We're crying real tears.

■ Hedge funds, to whom some bankers have fled, aren't doing great either:
Just a couple of years ago, traders faced with hardships like this would simply have jumped over to a hedge fund, and made more money with less hassle. ... But recently, hedge funds have fared just as poorly as the banks. .. In 1990, there were 610 hedge funds in the world. In 2000, there were 3,873; in 2011, there were 9,553, according to a report by Hedge Fund Research. All these funds are chasing fewer surefire trades. ... The rising tide of the real-estate and credit markets lifted all boats.

But nowadays, while some hedge funds will still make ridiculous money, just as many will lose. One Leon Cooperman fund was down 12 percent over the first three quarters of last year, while a Bill Ackman fund was off 16 percent—not the kind of returns investors pay the hedge-fund premium for. ... And as the world becomes deleveraged, money has been pouring out. In October 2011 alone, hedge funds saw $9 billion go out the door.
It does seem to be a changed world for these cretins.

The conclusion of the piece supports my original contention.
But for now, the strictures that are holding the banks back now are tighter than any since the thirties.

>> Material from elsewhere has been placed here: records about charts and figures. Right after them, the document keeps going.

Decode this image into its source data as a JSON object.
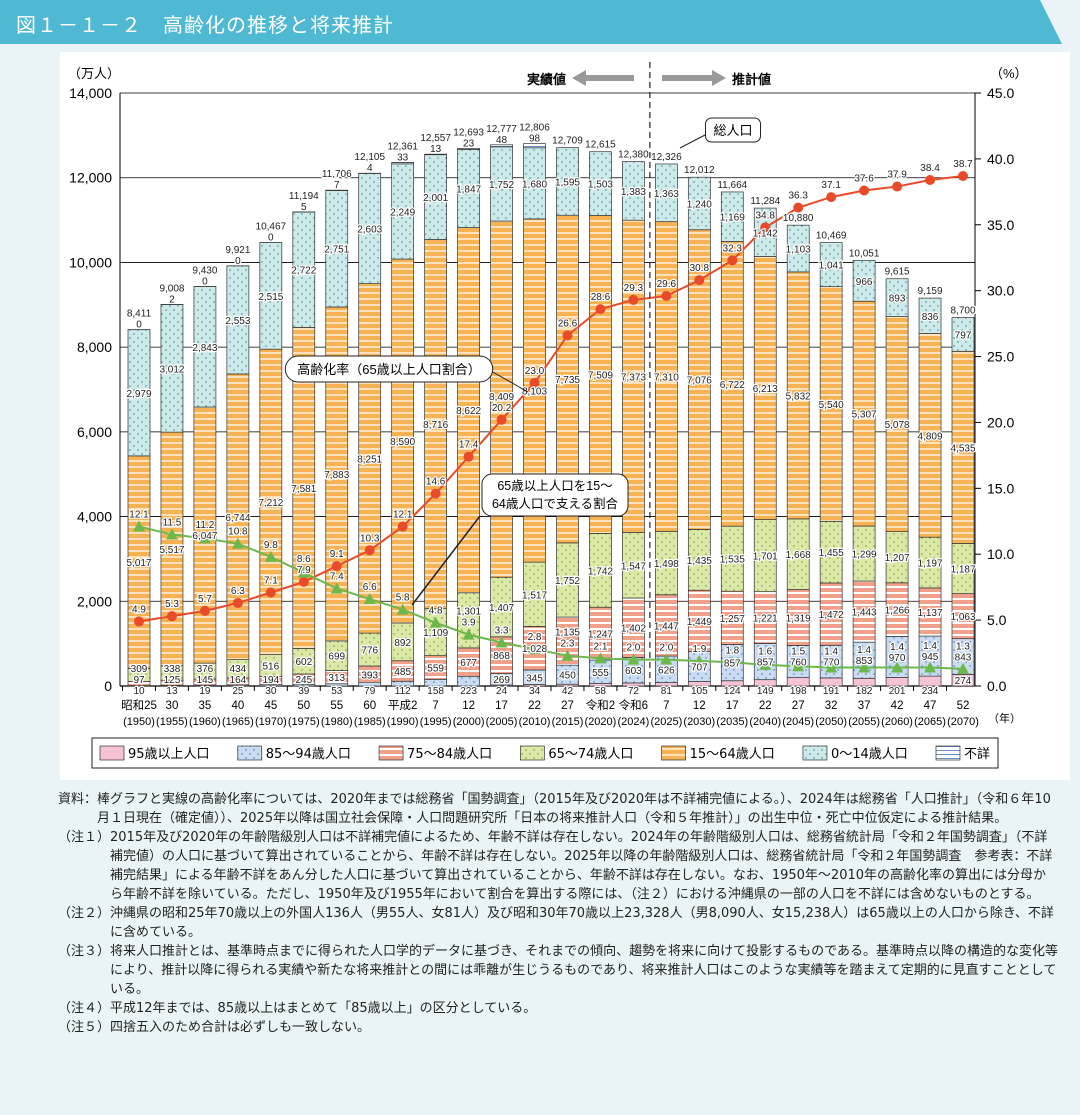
{
  "header": {
    "title": "図１－１－２　高齢化の推移と将来推計"
  },
  "chart_data": {
    "type": "bar",
    "stacked": true,
    "y_left_unit": "（万人）",
    "y_right_unit": "（%）",
    "x_unit": "（年）",
    "ylim": [
      0,
      14000
    ],
    "y_right_lim": [
      0,
      45
    ],
    "y_ticks": [
      "0",
      "2,000",
      "4,000",
      "6,000",
      "8,000",
      "10,000",
      "12,000",
      "14,000"
    ],
    "y_right_ticks": [
      "0.0",
      "5.0",
      "10.0",
      "15.0",
      "20.0",
      "25.0",
      "30.0",
      "35.0",
      "40.0",
      "45.0"
    ],
    "grid": true,
    "legend_position": "bottom",
    "categories_era": [
      "昭和25",
      "30",
      "35",
      "40",
      "45",
      "50",
      "55",
      "60",
      "平成2",
      "7",
      "12",
      "17",
      "22",
      "27",
      "令和2",
      "令和6",
      "7",
      "12",
      "17",
      "22",
      "27",
      "32",
      "37",
      "42",
      "47",
      "52"
    ],
    "categories_year": [
      "(1950)",
      "(1955)",
      "(1960)",
      "(1965)",
      "(1970)",
      "(1975)",
      "(1980)",
      "(1985)",
      "(1990)",
      "(1995)",
      "(2000)",
      "(2005)",
      "(2010)",
      "(2015)",
      "(2020)",
      "(2024)",
      "(2025)",
      "(2030)",
      "(2035)",
      "(2040)",
      "(2045)",
      "(2050)",
      "(2055)",
      "(2060)",
      "(2065)",
      "(2070)"
    ],
    "totals": [
      "8,411",
      "9,008",
      "9,430",
      "9,921",
      "10,467",
      "11,194",
      "11,706",
      "12,105",
      "12,361",
      "12,557",
      "12,693",
      "12,777",
      "12,806",
      "12,709",
      "12,615",
      "12,380",
      "12,326",
      "12,012",
      "11,664",
      "11,284",
      "10,880",
      "10,469",
      "10,051",
      "9,615",
      "9,159",
      "8,700"
    ],
    "series": [
      {
        "name": "95歳以上人口",
        "color": "#f6c3d6",
        "values": [
          null,
          null,
          null,
          null,
          null,
          null,
          null,
          null,
          null,
          null,
          null,
          24,
          34,
          42,
          58,
          72,
          81,
          105,
          124,
          149,
          198,
          191,
          182,
          201,
          234,
          274
        ]
      },
      {
        "name": "85～94歳人口",
        "color": "#c9dcf2",
        "values": [
          10,
          13,
          19,
          25,
          30,
          39,
          53,
          79,
          112,
          158,
          223,
          269,
          345,
          450,
          555,
          603,
          626,
          707,
          857,
          857,
          760,
          770,
          853,
          970,
          945,
          843
        ]
      },
      {
        "name": "75～84歳人口",
        "color": "#f1a08a",
        "values": [
          97,
          125,
          145,
          164,
          194,
          245,
          313,
          393,
          485,
          559,
          677,
          868,
          1028,
          1135,
          1247,
          1402,
          1447,
          1449,
          1257,
          1221,
          1319,
          1472,
          1443,
          1266,
          1137,
          1063
        ]
      },
      {
        "name": "65～74歳人口",
        "color": "#dbe8a8",
        "values": [
          309,
          338,
          376,
          434,
          516,
          602,
          699,
          776,
          892,
          1109,
          1301,
          1407,
          1517,
          1752,
          1742,
          1547,
          1498,
          1435,
          1535,
          1701,
          1668,
          1455,
          1299,
          1207,
          1197,
          1187
        ]
      },
      {
        "name": "15～64歳人口",
        "color": "#f6b253",
        "values": [
          5017,
          5517,
          6047,
          6744,
          7212,
          7581,
          7883,
          8251,
          8590,
          8716,
          8622,
          8409,
          8103,
          7735,
          7509,
          7373,
          7310,
          7076,
          6722,
          6213,
          5832,
          5540,
          5307,
          5078,
          4809,
          4535
        ]
      },
      {
        "name": "0～14歳人口",
        "color": "#cde9ea",
        "values": [
          2979,
          3012,
          2843,
          2553,
          2515,
          2722,
          2751,
          2603,
          2249,
          2001,
          1847,
          1752,
          1680,
          1595,
          1503,
          1383,
          1363,
          1240,
          1169,
          1142,
          1103,
          1041,
          966,
          893,
          836,
          797
        ]
      },
      {
        "name": "不詳",
        "color": "#ffffff",
        "values": [
          0,
          2,
          0,
          0,
          0,
          5,
          7,
          4,
          33,
          13,
          23,
          48,
          98,
          null,
          null,
          null,
          null,
          null,
          null,
          null,
          null,
          null,
          null,
          null,
          null,
          null
        ]
      }
    ],
    "lines": [
      {
        "name": "高齢化率（65歳以上人口割合）",
        "color": "#e84a2a",
        "axis": "right",
        "values": [
          4.9,
          5.3,
          5.7,
          6.3,
          7.1,
          7.9,
          9.1,
          10.3,
          12.1,
          14.6,
          17.4,
          20.2,
          23.0,
          26.6,
          28.6,
          29.3,
          29.6,
          30.8,
          32.3,
          34.8,
          36.3,
          37.1,
          37.6,
          37.9,
          38.4,
          38.7
        ]
      },
      {
        "name": "65歳以上人口を15～64歳人口で支える割合",
        "color": "#6db84b",
        "axis": "right",
        "values": [
          12.1,
          11.5,
          11.2,
          10.8,
          9.8,
          8.6,
          7.4,
          6.6,
          5.8,
          4.8,
          3.9,
          3.3,
          2.8,
          2.3,
          2.1,
          2.0,
          2.0,
          1.9,
          1.8,
          1.6,
          1.5,
          1.4,
          1.4,
          1.4,
          1.4,
          1.3
        ]
      }
    ],
    "annotations": {
      "total": "総人口",
      "actual": "実績値",
      "projected": "推計値"
    }
  },
  "notes": [
    {
      "label": "資料：",
      "text": "棒グラフと実線の高齢化率については、2020年までは総務省「国勢調査」（2015年及び2020年は不詳補完値による。）、2024年は総務省「人口推計」（令和６年10月１日現在（確定値））、2025年以降は国立社会保障・人口問題研究所「日本の将来推計人口（令和５年推計）」の出生中位・死亡中位仮定による推計結果。"
    },
    {
      "label": "（注１）",
      "text": "2015年及び2020年の年齢階級別人口は不詳補完値によるため、年齢不詳は存在しない。2024年の年齢階級別人口は、総務省統計局「令和２年国勢調査」（不詳補完値）の人口に基づいて算出されていることから、年齢不詳は存在しない。2025年以降の年齢階級別人口は、総務省統計局「令和２年国勢調査　参考表：不詳補完結果」による年齢不詳をあん分した人口に基づいて算出されていることから、年齢不詳は存在しない。なお、1950年～2010年の高齢化率の算出には分母から年齢不詳を除いている。ただし、1950年及び1955年において割合を算出する際には、（注２）における沖縄県の一部の人口を不詳には含めないものとする。"
    },
    {
      "label": "（注２）",
      "text": "沖縄県の昭和25年70歳以上の外国人136人（男55人、女81人）及び昭和30年70歳以上23,328人（男8,090人、女15,238人）は65歳以上の人口から除き、不詳に含めている。"
    },
    {
      "label": "（注３）",
      "text": "将来人口推計とは、基準時点までに得られた人口学的データに基づき、それまでの傾向、趨勢を将来に向けて投影するものである。基準時点以降の構造的な変化等により、推計以降に得られる実績や新たな将来推計との間には乖離が生じうるものであり、将来推計人口はこのような実績等を踏まえて定期的に見直すこととしている。"
    },
    {
      "label": "（注４）",
      "text": "平成12年までは、85歳以上はまとめて「85歳以上」の区分としている。"
    },
    {
      "label": "（注５）",
      "text": "四捨五入のため合計は必ずしも一致しない。"
    }
  ]
}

And those laws kept banking reliably risk-free and dull until the deregulation mania of the eighties and nineties unleashed finance. The system is being designed so that Wall Street grows only as fast as Main Street. “The bubble can’t happen again,” Jack Bogle told me.
Etc. It looks like a bit of a whitewash, don't you think?

In addition to that, the article makes no mention of too-big-to-fail. No mention of the implicit promise of more bailouts at your personal middle-class-taxes expense. No admission of crimes committed; not a hint of fraud performed; no mention (well, barely) of jail time for the jailable. Etc.